Reparación económica
El representante del MPF recordó que la "Reglamentación del régimen del Fondo Fiduciario Público ‘Fondo de asistencia directa a víctimas de trata - Ley nº 26.364’” creado por la ley Nº 27 .508 expresa que “para acceder a la condición de beneficiario de los fondos del fideicomiso, las víctimas del delito de trata y explotación de personas, deben estar individualizadas en la sentencia firme emitida por la autoridad judicial competente o en el legajo reservado correspondiente de la autoridad judicial interviniente.

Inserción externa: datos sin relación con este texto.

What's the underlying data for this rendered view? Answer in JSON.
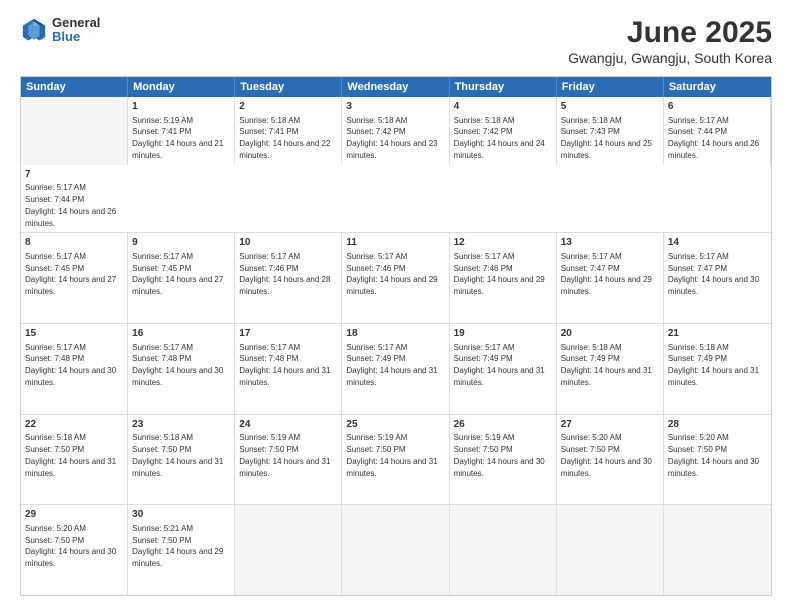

A tales efectos, pueden actuar por sí o a través de su madre, padre, sus padres o de la persona que ejerza la responsabilidad parental, o mediante el/la curador/a, guardador/a, tutor/a, o el apoyo designado, cuando corresponda, en cuyos casos deberá acreditarse la condición alegada".

“Soy de la opinión que el Ministerio Público Fiscal se encuentra legitimado para peticionar lo que aquí propongo, motivo por el cual sugiero al señor juez interviniente conceda lo solicitado en la medida que dicha reparación es prioritaria si consideramos el derrotero de la investigación tal como surge en los apartados ‘Introducción’ y ‘Violación a la debida diligencia reforzada’ del presente dictamen, sumado a que el fallecimiento del único imputado de la causa resulta un elemento no sólo ajeno a los titulares del beneficio sino inoponible al ejercicio de sus derechos”, consideró Rodríguez.

En ese sentido explicó que Natalia Acosta, desde la perspectiva de la Ley Nº 27.372 -de Derechos y Garantías de las Personas Víctimas-, “es la víctima directa de un hecho delictivo y que reúne tal condición como consecuencia de una decisión judicial firme de segunda instancia que goza de presunción de certeza en relación a la materialización del delito de trata de personas (…), sin perjuicio de que a raíz de su desaparición no pueda reclamar personalmente los derechos que la legislación nacional e internacional le reconocen, recayendo así el ejercicio de los mismos en sus familiares -víctimas indirectas-.